Further complicating the irreverence of the film is the fact that the protagonist is a young boy with a particularly appealing and angelic face. Waititi juxtaposes Jojo's innocence and idealism with the horrors of Nazism to show the ways that nightmarish political campaigns can corrupt even the purest, while also suggesting that purity of appearance does not necessarily translate to pure politics. Jojo and his friend, Yorki, are exceedingly charming and cute, caricatures of 10-year-old delight, but their allegiance is with Adolf Hitler. A cognitive dissonance between our perception of the children as innocent and our perception of them as politically malevolent emerges, contributing further to the shock value of the satire.
Visually, the film is crisp and often quirky, with quick cuts, whimsical angles, and zippy camerawork. This only heightens the comical and satirical nature of the film, in that the aesthetic world of the film is defined by an intersection of Wes Anderson-esque fancifulness, children's storybook majesty, and the aesthetic trappings of a Nazi film. The tonal dissonance of light and dark is reflected in Waititi's visual and design palette, which can feel like something out of a Lewis Carroll novel, but gets subdivided by darker and more sobering images of violence perpetrated by the Nazis.
Jojo is passionate about his country and becoming the best Nazi youth he can be, but he is also not a very good fighter and proves to be quite squeamish when it comes to committing the murderous tasks that are required of him. When tasked with killing a rabbit, Jojo becomes overwhelmed and goes running into the forest, humiliated by his inability to be the heartless and bloodthirsty Nazi he so dreams of being. Then, when he tries to redeem himself by throwing an explosive into the forest, he clumsily throws it against a tree, resulting in his own injury. Jojo's lack of athleticism and inability to live up to his own expectations make him an endearing protagonist who is struggling to achieve his ambitions, even if those ambitions are morally reprehensible.

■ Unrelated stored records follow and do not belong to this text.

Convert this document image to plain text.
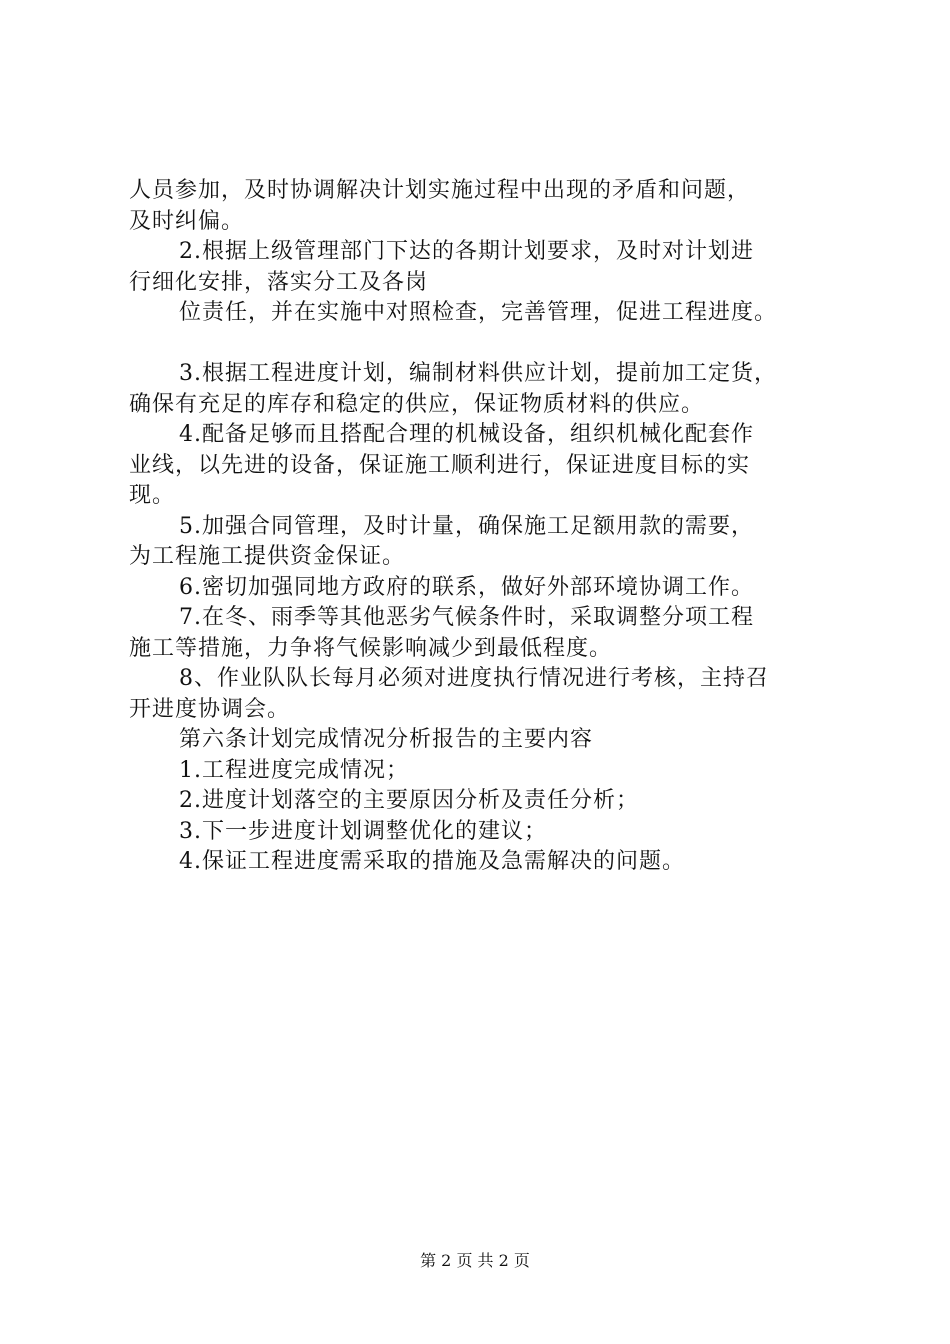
人员参加，及时协调解决计划实施过程中出现的矛盾和问题，
及时纠偏。
2.根据上级管理部门下达的各期计划要求，及时对计划进
行细化安排，落实分工及各岗
位责任，并在实施中对照检查，完善管理，促进工程进度。
3.根据工程进度计划，编制材料供应计划，提前加工定货，
确保有充足的库存和稳定的供应，保证物质材料的供应。
4.配备足够而且搭配合理的机械设备，组织机械化配套作
业线，以先进的设备，保证施工顺利进行，保证进度目标的实
现。
5.加强合同管理，及时计量，确保施工足额用款的需要，
为工程施工提供资金保证。
6.密切加强同地方政府的联系，做好外部环境协调工作。
7.在冬、雨季等其他恶劣气候条件时，采取调整分项工程
施工等措施，力争将气候影响减少到最低程度。
8、作业队队长每月必须对进度执行情况进行考核，主持召
开进度协调会。
第六条计划完成情况分析报告的主要内容
1.工程进度完成情况；
2.进度计划落空的主要原因分析及责任分析；
3.下一步进度计划调整优化的建议；
4.保证工程进度需采取的措施及急需解决的问题。
第 2 页 共 2 页
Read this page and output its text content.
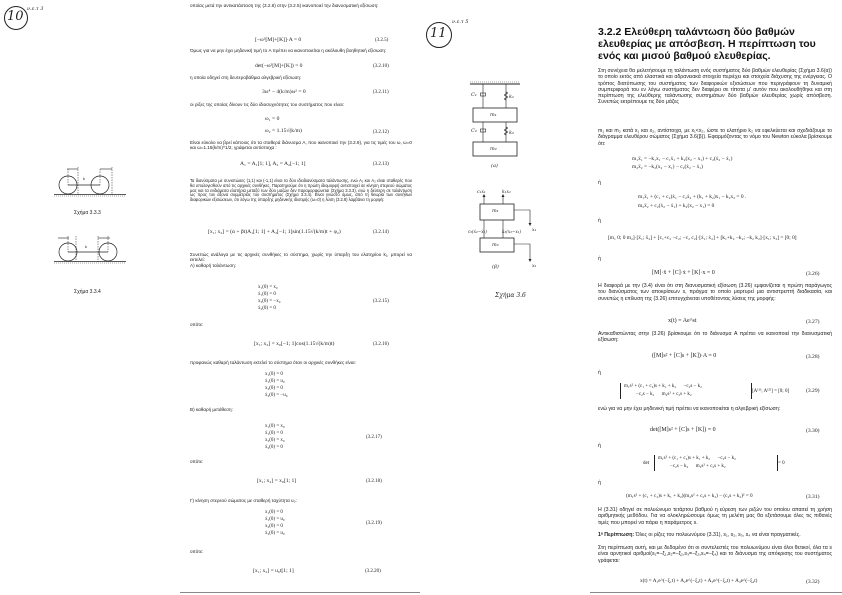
10 ν.ε.τ 3
k
Σχήμα 3.3.3
k
Σχήμα 3.3.4
οποίας μετά την αντικατάσταση της (3.2.8) στην (3.2.5) ικανοποιεί την διανυσματική εξίσωση:
[−ω²[M]+[K]]·A = 0	(3.2.5)
Όμως για να μην έχει μηδενική τιμή το A πρέπει να ικανοποιείται η ακόλουθη βοηθητική εξίσωση:
det(−ω²[M]+[K]) = 0	(3.2.10)
η οποία οδηγεί στη δευτεροβάθμια αλγεβρική εξίσωση:
3ω⁴ − 4(k/m)ω² = 0	(3.2.11)
οι ρίζες της οποίας δίνουν τις δύο ιδιοσυχνότητες του συστήματος που είναι:
ω₁ = 0
ω₂ = 1.15√(k/m)	(3.2.12)
Είναι εύκολο να βρεί κάποιος ότι τα σταθερά διάνυσμα A, που ικανοποιεί την (3.2.9), για τις τιμές του ω, ω=0 και ω=1.15(k/m)^1/2, γράφεται αντίστοιχα :
A₁ = A₁[1; 1], A₂ = A₂[−1; 1]	(3.2.13)
Τα διανύσματα με συνιστώσες (1,1) και (-1,1) είναι τα δύο ιδιοδιανύσματα ταλάντωσης, ενώ A₁ και A₂ είναι σταθερές που θα υπολογισθούν από τις αρχικές συνθήκες. Παρατηρούμε ότι η πρώτη ιδιομορφή αντιστοιχεί σε κίνηση στερεού σώματος μας και τα ενδιάμεσα ελατήρια μεταξύ των δύο μαζών δεν παραμορφώνεται (Σχήμα 3.3.3), ενώ η δεύτερη σε ταλάντωση ως προς τον άξονα συμμετρίας του συστήματος (Σχήμα 3.3.4). Είναι γνωστό όμως, από τη θεωρία των συνήθων διαφορικών εξισώσεων, ότι λόγω της ύπαρξης μηδενικής ιδιοτιμής (ω=0) η λύση (3.2.8) λαμβάνει τη μορφή:
[x₁; x₂] = (α + βt)A₁[1; 1] + A₂[−1; 1]sin(1.15√(k/m)t + φ₂)	(3.2.14)
Συνεπώς ανάλογα με τις αρχικές συνθήκες το σύστημα, χωρίς την ύπαρξη του ελατηρίου k₁, μπορεί να εκτελεί:
Α) καθαρή ταλάντωση:
x₁(0) = x₀
ẋ₁(0) = 0
x₂(0) = −x₀
ẋ₂(0) = 0
(3.2.15)
οπότε:
[x₁; x₂] = x₀[−1; 1]cos(1.15√(k/m)t)	(3.2.16)
προφανώς καθαρή ταλάντωση εκτελεί το σύστημα όταν οι αρχικές συνθήκες είναι:
x₁(0) = 0
ẋ₁(0) = u₀
x₂(0) = 0
ẋ₂(0) = −u₀
Β) καθαρή μετάθεση:
x₁(0) = x₀
ẋ₁(0) = 0
x₂(0) = x₀
ẋ₂(0) = 0
(3.2.17)
οπότε:
[x₁; x₂] = x₀[1; 1]	(3.2.18)
Γ) κίνηση στερεού σώματος με σταθερή ταχύτητα u₀:
x₁(0) = 0
ẋ₁(0) = u₀
x₂(0) = 0
ẋ₂(0) = u₀
(3.2.19)
οπότε:
[x₁; x₂] = u₀t[1; 1]	(3.2.20)
11
ν.ε.τ 5
C₁	k₁
m₁
C₂	k₂
m₂
(a)
c₁ẋ₁	k₁x₁
m₁
c₂(ẋ₂−ẋ₁)	k₂(x₂−x₁)
m₂
x₁
x₂
(β)
Σχήμα 3.6
3.2.2 Ελεύθερη ταλάντωση δύο βαθμών ελευθερίας με απόσβεση. Η περίπτωση του ενός και μισού βαθμού ελευθερίας.
Στη συνέχεια θα μελετήσουμε τη ταλάντωση ενός συστήματος δύο βαθμών ελευθερίας (Σχήμα 3.6(α)) το οποίο εκτός από ελαστικά και αδρανειακά στοιχεία περιέχει και στοιχεία διάχυσης της ενέργειας. Ο τρόπος διατύπωσης του συστήματος των διαφορικών εξισώσεων που περιγράφουν τη δυναμική συμπεριφορά του εν λόγω συστήματος δεν διαφέρει σε τίποτα μ' αυτόν που ακολουθήθηκε και στη περίπτωση της ελεύθερης ταλάντωσης συστημάτων δύο βαθμών ελευθερίας χωρίς απόσβεση. Συνεπώς εκτρέπουμε τις δύο μάζες
m₁ και m₂ κατά x₁ και x₂, αντίστοιχα, με x₁<x₂, ώστε το ελατήριο k₂ να εφελκύεται και σχεδιάζουμε το διάγραμμα ελευθέρου σώματος (Σχήμα 3.6(β)). Εφαρμόζοντας το νόμο του Newton εύκολα βρίσκουμε ότι:
m₁ẍ₁ = −k₁x₁ − c₁ẋ₁ + k₂(x₂ − x₁) + c₂(ẋ₂ − ẋ₁)
m₂ẍ₂ = −k₂(x₂ − x₁) − c₂(ẋ₂ − ẋ₁)
ή
m₁ẍ₁ + (c₁ + c₂)ẋ₁ − c₂ẋ₂ + (k₁ + k₂)x₁ − k₂x₂ = 0 .
m₂ẍ₂ + c₂(ẋ₂ − ẋ₁) + k₂(x₂ − x₁) = 0
ή
[m₁ 0; 0 m₂]·[ẍ₁; ẍ₂] + [c₁+c₂ −c₂; −c₂ c₂]·[ẋ₁; ẋ₂] + [k₁+k₂ −k₂; −k₂ k₂]·[x₁; x₂] = [0; 0]
ή
[M]·ẍ + [C]·ẋ + [K]·x = 0	(3.26)
Η διαφορά με την (3.4) είναι ότι στη διανυσματική εξίσωση (3.26) εμφανίζεται η πρώτη παράγωγος του διανύσματος των αποκρίσεων x, πράγμα το οποίο μαρτυρεί μια αντιστρεπτή διαδικασία, και συνεπώς η επίλυση της (3.26) επιτυγχάνεται υποθέτοντας λύσεις της μορφής:
x(t) = Ae^st	(3.27)
Αντικαθιστώντας στην (3.26) βρίσκουμε ότι το διάνυσμα A πρέπει να ικανοποιεί την διανυσματική εξίσωση:
([M]s² + [C]s + [K])·A = 0	(3.28)
ή
m₁s² + (c₁ + c₂)s + k₁ + k₂      −c₂s − k₂
−c₂s − k₂      m₂s² + c₂s + k₂
[A⁽¹⁾; A⁽²⁾] = [0; 0]	(3.29)
ενώ για να μην έχει μηδενική τιμή πρέπει να ικανοποιείται η αλγεβρική εξίσωση:
det([M]s² + [C]s + [K]) = 0	(3.30)
ή
det
m₁s² + (c₁ + c₂)s + k₁ + k₂      −c₂s − k₂
−c₂s − k₂      m₂s² + c₂s + k₂
= 0
ή
(m₁s² + (c₁ + c₂)s + k₁ + k₂)(m₂s² + c₂s + k₂) − (c₂s + k₂)² = 0	(3.31)
Η (3.31) οδηγεί σε πολυώνυμο τετάρτου βαθμού η εύρεση των ριζών του οποίου απαιτεί τη χρήση αριθμητικής μεθόδου. Για να ολοκληρώσουμε όμως τη μελέτη μας θα εξετάσουμε όλες τις πιθανές τιμές που μπορεί να πάρει η παράμετρος s.
1ᵃ Περίπτωση: Όλες οι ρίζες του πολυωνύμου (3.31), s₁, s₂, s₃, s₄ να είναι πραγματικές.
Στη περίπτωση αυτή, και με δεδομένο ότι οι συντελεστές του πολυωνύμου είναι όλοι θετικοί, όλα τα s είναι αρνητικοί αριθμοί(s₁=−ξ₁,s₂=−ξ₂,s₃=−ξ₃,s₄=−ξ₄) και το διάνυσμα της απόκρισης του συστήματος γράφεται:
x(t) = A₁e^(−ξ₁t) + A₂e^(−ξ₂t) + A₃e^(−ξ₃t) + A₄e^(−ξ₄t)	(3.32)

Humorously enough, Jojo's vehement Nazism is contrasted with his gentle mother's sympathies with the resistance. There is wry irony in this situation, in that one would not expect the son of a more radically-minded woman would become such a vehement Nazi, and Waititi plays up the juxtaposition between a fascist child and a left-leaning mother by showing the ways that Rosie is intimidated by her 10-year-old and does not respect his political philosophies.